There have been some recent journalistic doubting of the authenticity of Seasick Steve’s persona and the stories of his life experiences. Anyone not convinced of his right to play the blues need only witness the man live in concert where his music rightfully and righteously sets the record straight.
The Snowdroppers were one of those little known support acts that impresses and leaves a lasting impression on you. They have the look down pat with two bearded and snappily attired guitarists, a long haired and stomping drummer and frontman Johnny Wishbone who looks like a good polite choirboy until he opens his mouth and sings and howls the blues between some searing harmonica and frantic banjo playing. Your perception then switches to a mutant Matt Damon meets Dexter. The Snowdroppers have a magical mix of the aforementioned blues, rockabilly and swaggering rock – all delivered with precision and murderous intent. They have a debut album out… Buy it, I did.

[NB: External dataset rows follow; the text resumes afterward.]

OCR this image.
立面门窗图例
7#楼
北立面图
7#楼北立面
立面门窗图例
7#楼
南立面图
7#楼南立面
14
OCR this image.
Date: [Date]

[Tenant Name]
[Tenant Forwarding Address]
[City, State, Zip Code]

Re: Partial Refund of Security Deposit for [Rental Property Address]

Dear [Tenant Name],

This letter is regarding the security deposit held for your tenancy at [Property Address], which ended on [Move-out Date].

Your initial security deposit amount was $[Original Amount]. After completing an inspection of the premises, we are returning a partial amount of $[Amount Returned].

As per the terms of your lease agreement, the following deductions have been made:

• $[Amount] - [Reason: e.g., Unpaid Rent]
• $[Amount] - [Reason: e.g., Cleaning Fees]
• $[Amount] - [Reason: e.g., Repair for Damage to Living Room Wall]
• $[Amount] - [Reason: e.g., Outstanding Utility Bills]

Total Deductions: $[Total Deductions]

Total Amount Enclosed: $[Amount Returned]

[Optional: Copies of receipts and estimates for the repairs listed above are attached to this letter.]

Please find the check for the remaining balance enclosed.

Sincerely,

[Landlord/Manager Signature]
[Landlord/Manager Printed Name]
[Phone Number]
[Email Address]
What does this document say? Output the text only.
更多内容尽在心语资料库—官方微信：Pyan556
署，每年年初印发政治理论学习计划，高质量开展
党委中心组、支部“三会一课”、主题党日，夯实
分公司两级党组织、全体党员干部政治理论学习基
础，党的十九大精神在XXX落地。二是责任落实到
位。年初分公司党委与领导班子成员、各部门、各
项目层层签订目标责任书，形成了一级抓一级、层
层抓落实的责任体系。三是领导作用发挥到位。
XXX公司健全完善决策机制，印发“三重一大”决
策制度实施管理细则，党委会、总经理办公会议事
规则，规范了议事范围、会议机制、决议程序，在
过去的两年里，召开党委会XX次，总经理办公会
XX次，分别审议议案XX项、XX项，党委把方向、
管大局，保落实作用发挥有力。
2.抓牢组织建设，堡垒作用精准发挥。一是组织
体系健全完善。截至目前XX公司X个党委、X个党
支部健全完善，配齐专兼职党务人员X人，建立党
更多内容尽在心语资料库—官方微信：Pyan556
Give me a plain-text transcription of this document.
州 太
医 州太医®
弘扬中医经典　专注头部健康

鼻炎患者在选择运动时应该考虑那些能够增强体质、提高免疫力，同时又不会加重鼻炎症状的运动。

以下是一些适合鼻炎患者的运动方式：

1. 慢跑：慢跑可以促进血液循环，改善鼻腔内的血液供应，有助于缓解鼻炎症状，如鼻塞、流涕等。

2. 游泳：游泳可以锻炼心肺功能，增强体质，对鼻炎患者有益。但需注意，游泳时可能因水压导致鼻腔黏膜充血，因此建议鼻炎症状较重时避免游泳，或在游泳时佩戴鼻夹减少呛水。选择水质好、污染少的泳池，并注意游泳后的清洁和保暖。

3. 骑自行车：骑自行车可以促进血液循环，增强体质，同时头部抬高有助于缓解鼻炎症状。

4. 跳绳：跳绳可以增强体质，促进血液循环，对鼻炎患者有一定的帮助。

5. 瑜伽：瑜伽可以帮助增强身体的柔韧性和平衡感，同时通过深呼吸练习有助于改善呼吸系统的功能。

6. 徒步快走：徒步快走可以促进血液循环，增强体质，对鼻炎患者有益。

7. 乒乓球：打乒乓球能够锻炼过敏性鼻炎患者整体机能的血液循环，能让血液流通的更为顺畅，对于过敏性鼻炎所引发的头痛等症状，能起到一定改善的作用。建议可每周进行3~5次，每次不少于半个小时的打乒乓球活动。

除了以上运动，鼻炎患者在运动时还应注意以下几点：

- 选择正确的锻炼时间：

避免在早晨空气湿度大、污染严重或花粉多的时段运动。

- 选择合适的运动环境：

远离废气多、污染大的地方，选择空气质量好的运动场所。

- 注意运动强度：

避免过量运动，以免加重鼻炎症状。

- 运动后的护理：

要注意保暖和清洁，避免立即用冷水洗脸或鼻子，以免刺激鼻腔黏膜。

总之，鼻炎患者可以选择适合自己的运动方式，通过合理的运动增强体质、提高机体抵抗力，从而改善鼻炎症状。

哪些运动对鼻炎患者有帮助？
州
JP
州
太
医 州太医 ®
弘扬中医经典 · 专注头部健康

A shuffling figure with a beat-up guitar appeared out of the shadows and there was that magical moment before widespread recognition ignited the applause. With a well-worn grin Steve lumbered to his position on a drum riser and launched straight into his raw and roughshod blues. Thunderbird began with the trademark quip – “If you’re gonna sing a song about drinking wine… you should drink some wine”, before taking a few healthy swigs of his drummer’s bottle. That set the scene for a 90 minute set of Jack Daniels gulps, some hilarious and moving stories and some downright dirty guitar playing.
Steve shifted between his one string Diddly-Bo, a cheap pawn shop electric and some battered acoustics. All sounded well-worn and perfectly complemented his autobiographical songs of love, traveling and rural life. Such is his ability to extract a story from any subject he even sung a tribute to his John Deere tractor.
For Walking Man Steve chose two lucky women from the audience to sit with him on stage as he serenaded them as if he was on the porch strumming to his lady. The audience interaction was key to the brilliance of Steve as he paused mid song to simply and brutally nullify talkers in the crowd and early into his set he offered money back to any critics who weren’t digging the show and suggested they leave if they were contemplating a negative review.
Chiggers showed the humorous side of the bluesman with his cautionary and instructional tale of southern USA bugs. His humour shone through a genre that isn’t usually big on laughs. It is something that Steve has obviously realised is a part of his performance that works and he balanced it perfectly.
The new and more groove-based album Man From Another Time featured heavily with the title track and Never Go West particular standouts. Steve has evolved his sound with his current drummer to conjure up a bigger and harder rhythms that bring to mind anything from ZZ Top to early Ben Harper.
Offsetting the smiles are songs like Things Go Up where he led a full Metro sing-a-long that rang on as he left the stage before the encore. Being able to carry a large club venue with often intimate music and only one drummer as accompaniment was an impressive thing. Returning for the encore Steve lifted the tempo with a boogie that changed gears and ended on another audience chorus of howling dogs and Steve gleefully banging a chair into the stage. It showed that the man can make music out of anything and create a communal live atmosphere that is irresistible. A truly reaffirming musical start to 2010.